2°/ qu’on ne peut déroger, par des conventions particulières, aux lois qui intéressent l’ordre public et les bonnes moeurs ; qu’une clause de confidentialité d’un contrat ne peut faire obstacle à la transmission du contrat aux autorités pour préserver les droits de la défense de l’un des cocontractants, a fortiori lorsque ledit contrat est présumé constituer la mise en oeuvre d’un abus de position dominante prohibé ; que pour écarter la présomption d’abus de position dominante retenue par le juge des libertés et de la détention sur le fondement de contrats conclus entre les sociétés Swarovski et Perlo Mondo, et annuler l’autorisation, le premier président a relevé que lesdits contrats comportaient une clause de confidentialité, en sorte que « la légalité de [leur] production (…) sans l’accord de la société Swarovski France interroge[ait] » ; qu’en statuant ainsi, le premier président a violé les articles 6 et 1108 du code civil dans sa version applicable au litige, ainsi que les articles L. 450-4 et L. 420-2 du code de commerce, 102 TFUE et 591 du code de procédure pénale. »

Réponse de la Cour

16. Les moyens sont réunis.

Vu l’article L. 450-4 du code de commerce :

17. Aux termes de ce texte, les opérations de visite et saisie sont justifiées dès lors qu’il existe des présomptions de pratiques anticoncurrentielles.

18. Pour dire mal fondée l’autorisation des opérations de visite et de saisie et annuler l’ordonnance du juge des libertés et de la détention, l’ordonnance attaquée énonce qu’il ne se déduit des études économiques produites par l’Autorité de la concurrence aucune situation de position dominante de la société Swarovski France sur le marché des composants en cristal.

19. Le juge ajoute que la légalité de la production, par l’Autorité de la concurrence, des contrats entre les sociétés Swarovski France et Perlo Mondo interroge dès lors que ces documents comportent une clause de confidentialité.

20. Il relève encore que les autres documents produits par l’administration, notamment constitués d’échanges de courriels peu précis tirés de leur contexte et de la plainte de la société Perlo Mondo en litige avec la société Swarovski, ne sont pas de nature à corroborer les présomptions de pratiques anticoncurrentielles invoquées au soutien de la requête.

21. En se déterminant ainsi, le premier président a méconnu le texte susvisé et le principe ci-dessus rappelé.
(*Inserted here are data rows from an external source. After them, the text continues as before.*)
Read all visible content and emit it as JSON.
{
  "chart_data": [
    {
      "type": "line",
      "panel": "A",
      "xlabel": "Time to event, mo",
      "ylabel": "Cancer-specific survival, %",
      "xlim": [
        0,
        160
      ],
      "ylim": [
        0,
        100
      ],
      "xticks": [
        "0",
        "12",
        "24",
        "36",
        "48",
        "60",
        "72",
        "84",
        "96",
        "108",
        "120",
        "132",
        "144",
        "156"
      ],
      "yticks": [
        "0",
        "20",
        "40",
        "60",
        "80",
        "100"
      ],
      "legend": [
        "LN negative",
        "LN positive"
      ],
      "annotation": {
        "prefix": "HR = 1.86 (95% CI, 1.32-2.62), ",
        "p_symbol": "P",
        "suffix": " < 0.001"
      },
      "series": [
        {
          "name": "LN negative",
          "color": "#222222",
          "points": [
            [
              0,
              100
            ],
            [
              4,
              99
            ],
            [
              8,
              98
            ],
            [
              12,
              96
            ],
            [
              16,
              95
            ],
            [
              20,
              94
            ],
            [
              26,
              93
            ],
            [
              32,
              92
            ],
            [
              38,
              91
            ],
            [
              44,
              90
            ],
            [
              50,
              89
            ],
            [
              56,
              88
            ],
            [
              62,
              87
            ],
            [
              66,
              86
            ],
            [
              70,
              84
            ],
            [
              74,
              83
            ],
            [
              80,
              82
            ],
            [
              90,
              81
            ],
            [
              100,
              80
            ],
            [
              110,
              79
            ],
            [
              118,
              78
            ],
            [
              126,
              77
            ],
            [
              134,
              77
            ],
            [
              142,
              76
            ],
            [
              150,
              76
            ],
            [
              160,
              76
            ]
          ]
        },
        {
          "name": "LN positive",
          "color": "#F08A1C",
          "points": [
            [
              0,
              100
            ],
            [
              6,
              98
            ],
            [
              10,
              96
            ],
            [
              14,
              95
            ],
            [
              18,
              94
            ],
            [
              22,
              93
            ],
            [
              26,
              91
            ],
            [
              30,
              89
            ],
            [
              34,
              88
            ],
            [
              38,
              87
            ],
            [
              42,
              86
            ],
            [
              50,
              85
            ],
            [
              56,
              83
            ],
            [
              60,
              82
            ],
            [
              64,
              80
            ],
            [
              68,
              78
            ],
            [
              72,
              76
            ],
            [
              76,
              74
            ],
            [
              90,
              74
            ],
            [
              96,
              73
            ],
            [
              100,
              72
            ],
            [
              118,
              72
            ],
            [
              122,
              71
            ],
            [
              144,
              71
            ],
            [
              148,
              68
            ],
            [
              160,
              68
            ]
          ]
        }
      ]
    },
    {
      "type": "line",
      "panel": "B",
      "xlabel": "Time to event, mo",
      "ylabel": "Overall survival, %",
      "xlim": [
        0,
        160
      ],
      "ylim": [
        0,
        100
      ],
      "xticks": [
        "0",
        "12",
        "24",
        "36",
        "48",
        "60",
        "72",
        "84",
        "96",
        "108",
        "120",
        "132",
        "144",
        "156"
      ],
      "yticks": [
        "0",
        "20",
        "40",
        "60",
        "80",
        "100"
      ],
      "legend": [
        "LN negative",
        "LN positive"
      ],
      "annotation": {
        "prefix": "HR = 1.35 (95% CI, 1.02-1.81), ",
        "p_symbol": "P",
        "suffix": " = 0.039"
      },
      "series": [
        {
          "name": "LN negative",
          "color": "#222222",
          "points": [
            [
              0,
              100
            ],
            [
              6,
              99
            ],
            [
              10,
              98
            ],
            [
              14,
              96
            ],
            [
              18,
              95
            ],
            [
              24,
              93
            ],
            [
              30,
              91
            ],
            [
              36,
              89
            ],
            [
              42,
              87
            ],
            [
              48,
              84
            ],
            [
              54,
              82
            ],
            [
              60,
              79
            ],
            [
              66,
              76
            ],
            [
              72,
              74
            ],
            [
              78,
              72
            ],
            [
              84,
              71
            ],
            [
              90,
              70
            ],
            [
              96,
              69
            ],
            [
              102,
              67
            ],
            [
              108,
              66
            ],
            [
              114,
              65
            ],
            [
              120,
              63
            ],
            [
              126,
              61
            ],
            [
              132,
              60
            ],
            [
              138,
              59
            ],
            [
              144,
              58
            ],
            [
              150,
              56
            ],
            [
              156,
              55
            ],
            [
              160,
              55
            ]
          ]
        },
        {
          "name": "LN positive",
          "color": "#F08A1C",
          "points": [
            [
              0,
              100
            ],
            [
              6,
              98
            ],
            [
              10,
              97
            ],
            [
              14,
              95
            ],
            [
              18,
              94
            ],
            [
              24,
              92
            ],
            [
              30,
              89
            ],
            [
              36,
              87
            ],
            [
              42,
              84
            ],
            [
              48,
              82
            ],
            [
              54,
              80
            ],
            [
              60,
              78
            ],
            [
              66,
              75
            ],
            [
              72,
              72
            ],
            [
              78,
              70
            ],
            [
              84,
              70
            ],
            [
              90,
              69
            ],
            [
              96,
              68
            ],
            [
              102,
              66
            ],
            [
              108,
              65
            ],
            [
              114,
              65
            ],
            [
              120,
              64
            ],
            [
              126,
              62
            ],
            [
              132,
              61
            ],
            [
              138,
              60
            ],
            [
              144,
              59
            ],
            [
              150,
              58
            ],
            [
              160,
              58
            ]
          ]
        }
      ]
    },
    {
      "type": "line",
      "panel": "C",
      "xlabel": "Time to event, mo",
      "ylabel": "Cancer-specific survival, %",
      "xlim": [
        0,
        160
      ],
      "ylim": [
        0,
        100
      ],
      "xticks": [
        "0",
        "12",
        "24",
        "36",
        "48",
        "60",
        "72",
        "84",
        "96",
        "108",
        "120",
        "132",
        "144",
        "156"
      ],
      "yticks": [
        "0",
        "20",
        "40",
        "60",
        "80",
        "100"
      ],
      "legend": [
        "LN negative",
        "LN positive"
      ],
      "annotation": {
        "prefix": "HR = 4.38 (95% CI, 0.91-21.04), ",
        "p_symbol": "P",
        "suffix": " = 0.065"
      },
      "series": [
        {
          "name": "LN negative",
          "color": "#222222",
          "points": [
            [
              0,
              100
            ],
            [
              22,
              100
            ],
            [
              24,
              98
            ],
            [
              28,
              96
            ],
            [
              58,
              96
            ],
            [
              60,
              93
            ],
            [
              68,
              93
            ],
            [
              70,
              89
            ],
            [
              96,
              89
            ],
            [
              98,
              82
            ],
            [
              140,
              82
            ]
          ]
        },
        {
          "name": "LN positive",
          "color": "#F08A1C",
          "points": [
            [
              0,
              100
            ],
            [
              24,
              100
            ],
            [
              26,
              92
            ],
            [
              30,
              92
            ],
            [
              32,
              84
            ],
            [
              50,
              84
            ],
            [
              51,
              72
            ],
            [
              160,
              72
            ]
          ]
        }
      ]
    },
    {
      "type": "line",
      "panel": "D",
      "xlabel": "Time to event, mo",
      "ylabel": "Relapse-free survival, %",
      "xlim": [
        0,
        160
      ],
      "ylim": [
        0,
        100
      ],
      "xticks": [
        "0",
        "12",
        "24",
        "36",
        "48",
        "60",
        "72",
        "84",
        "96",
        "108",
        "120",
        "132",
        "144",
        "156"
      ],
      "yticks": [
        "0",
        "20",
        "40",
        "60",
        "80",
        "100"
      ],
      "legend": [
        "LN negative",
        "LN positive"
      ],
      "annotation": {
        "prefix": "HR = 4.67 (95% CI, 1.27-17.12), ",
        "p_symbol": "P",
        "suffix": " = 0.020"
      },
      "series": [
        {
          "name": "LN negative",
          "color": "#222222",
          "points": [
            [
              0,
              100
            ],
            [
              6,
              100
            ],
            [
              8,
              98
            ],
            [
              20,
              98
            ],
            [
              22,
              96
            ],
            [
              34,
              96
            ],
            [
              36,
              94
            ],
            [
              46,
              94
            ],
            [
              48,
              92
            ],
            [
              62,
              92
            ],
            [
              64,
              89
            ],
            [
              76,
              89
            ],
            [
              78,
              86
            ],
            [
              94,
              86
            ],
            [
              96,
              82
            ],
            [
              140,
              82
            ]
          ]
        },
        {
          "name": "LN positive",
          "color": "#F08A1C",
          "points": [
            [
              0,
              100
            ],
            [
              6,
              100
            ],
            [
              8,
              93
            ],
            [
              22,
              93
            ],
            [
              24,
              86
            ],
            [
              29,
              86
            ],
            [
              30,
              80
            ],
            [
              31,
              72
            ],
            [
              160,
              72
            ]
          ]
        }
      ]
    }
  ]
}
22. En premier lieu, c’est à tort qu’il a estimé que la position dominante de la société Swarovski France sur le marché des composants en cristal aurait dû résulter des éléments produits par l’Autorité de la concurrence, quand il suffisait, à ce stade, que soit caractérisée la présomption d’une telle position sur le marché concerné.

23. En second lieu, le juge ne pouvait s’abstenir d’analyser les contrats de distribution entre les sociétés Perlo Mondo et Swarovski France au motif qu’ils contiennent une clause de confidentialité, dès lors que ces documents ont été régulièrement obtenus par l’Autorité de la concurrence dans le cadre des pouvoirs d’enquête qu’elle tient de l’article L.450-3 du code de commerce.

24. Enfin, il ne résulte pas de la motivation de l’ordonnance que le premier président ait procédé lui-même à une réelle analyse des pièces produites par l’Autorité de la concurrence au soutien de sa requête, en particulier des courriels à partir desquels le juge des libertés et de la détention avait retenu l’existence de présomptions d’ententes prohibées sur les prix, présomptions sur lesquelles l’ordonnance attaquée omet en outre de prononcer.

25. Il en résulte que la cassation est également encourue de ces chefs.

PAR CES MOTIFS, la Cour :

CASSE et ANNULE, en toutes ses dispositions, l’ordonnance susvisée du premier président de la cour d’appel de Paris, en date du 7 octobre 2020, et pour qu’il soit à nouveau jugé, conformément à la loi ;

RENVOIE la cause et les parties devant la juridiction du premier président de la cour d’appel de Paris, autrement composée, à ce désignée par délibération spéciale prise en chambre du conseil ;

ORDONNE l’impression du présent arrêt, sa transcription sur les registres du greffe du premier président près la cour d’appel de Paris et sa mention en marge ou à la suite de l’ordonnance annulée ;

Ainsi fait et jugé par la Cour de cassation, chambre criminelle, et prononcé par le président le dix-neuf octobre deux mille vingt et un.